Desse modo, o montante revela-se inexpressivo frente ao conjunto da contabilidade, de forma que se mostra adequado, mediante a aplicação dos postulados da razoabilidade e da proporcionalidade, afastar o severo juízo de desaprovação das contas, a fim de aprová-las com ressalvas, na esteira da jurisprudência deste Tribunal Regional:

RECURSO. PRESTAÇÃO DE CONTAS. ELEIÇÕES DE 2016. VEREADOR. LIMITE DE GASTOS COM ALIMENTAÇÃO. DIVERGÊNCIA QUANTO À AUTORIA DAS DOAÇÕES. IRREGULARIDADES INFERIORES A 10% DA ARRECADAÇÃO. PROPORCIONALIDADE. APROVAÇÃO COM RESSALVAS. Gastos com alimentação que excedem em 3,2% o limite de despesas dessa natureza e divergência entre os dados do extrato bancário e as declarações de doações registradas no balanço contábil que expressam 3,57% dos recursos arrecadados. Falhas que, somadas, representam menos de 10% dos recursos utilizados na campanha, não prejudicando a confiabilidade das contas. Incidência do princípio da proporcionalidade. Provimento parcial.
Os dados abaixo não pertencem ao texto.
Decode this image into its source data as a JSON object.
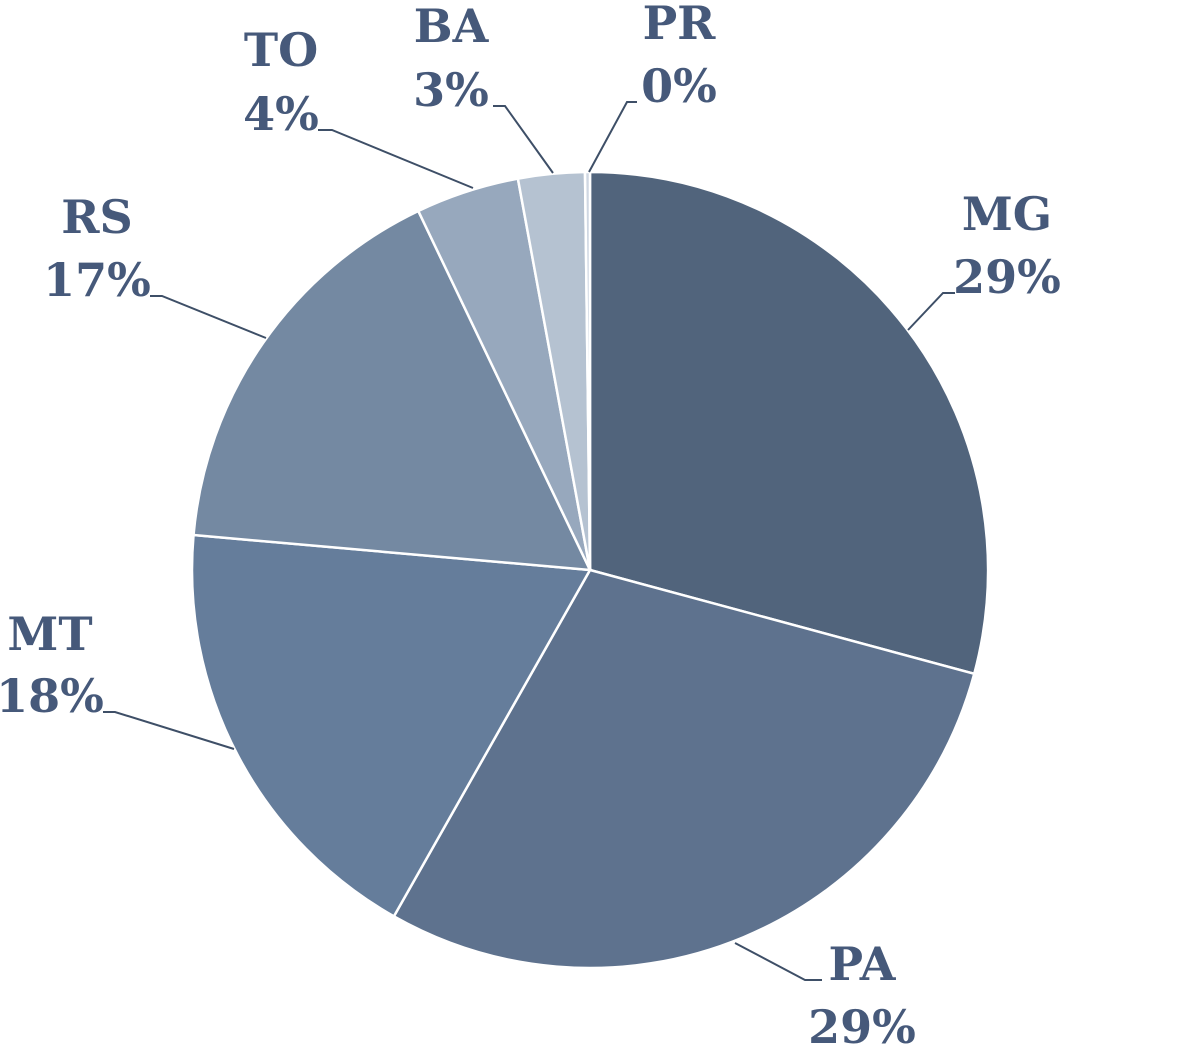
{
  "chart_data": {
    "type": "pie",
    "title": "",
    "start_angle_deg": 0,
    "direction": "clockwise",
    "slices": [
      {
        "label": "MG",
        "value": 29.2,
        "percent_label": "29%",
        "color": "#51647c"
      },
      {
        "label": "PA",
        "value": 29.0,
        "percent_label": "29%",
        "color": "#5e728e"
      },
      {
        "label": "MT",
        "value": 18.2,
        "percent_label": "18%",
        "color": "#657d9b"
      },
      {
        "label": "RS",
        "value": 16.5,
        "percent_label": "17%",
        "color": "#7489a2"
      },
      {
        "label": "TO",
        "value": 4.2,
        "percent_label": "4%",
        "color": "#97a8bd"
      },
      {
        "label": "BA",
        "value": 2.7,
        "percent_label": "3%",
        "color": "#b5c2d1"
      },
      {
        "label": "PR",
        "value": 0.2,
        "percent_label": "0%",
        "color": "#cfd7e2"
      }
    ],
    "legend": "none"
  }
}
Aprovação com ressalvas.

(TRE-RS - RE n. 41060 PORTO ALEGRE - RS, Relator: MIGUEL ANTÔNIO SILVEIRA RAMOS, Data de Julgamento: 25.6.2018, Data de Publicação: DEJERS - Diário de Justiça Eletrônico do TRE-RS, Tomo 112, Data: 27.6.2018, p. 6.)

Ante o exposto, VOTO pela aprovação com ressalvas das contas de JORGE GILMAR AMARAL DE OLIVEIRA, com base no art. 77, inc. II, da Resolução TSE n. 23.553/17, e pela determinação de recolhimento da quantia de R$ 1.500,00 (um mil e quinhentos reais) ao Tesouro Nacional, nos termos dos arts. 22, § 3º, e 34, caput, da mesma resolução.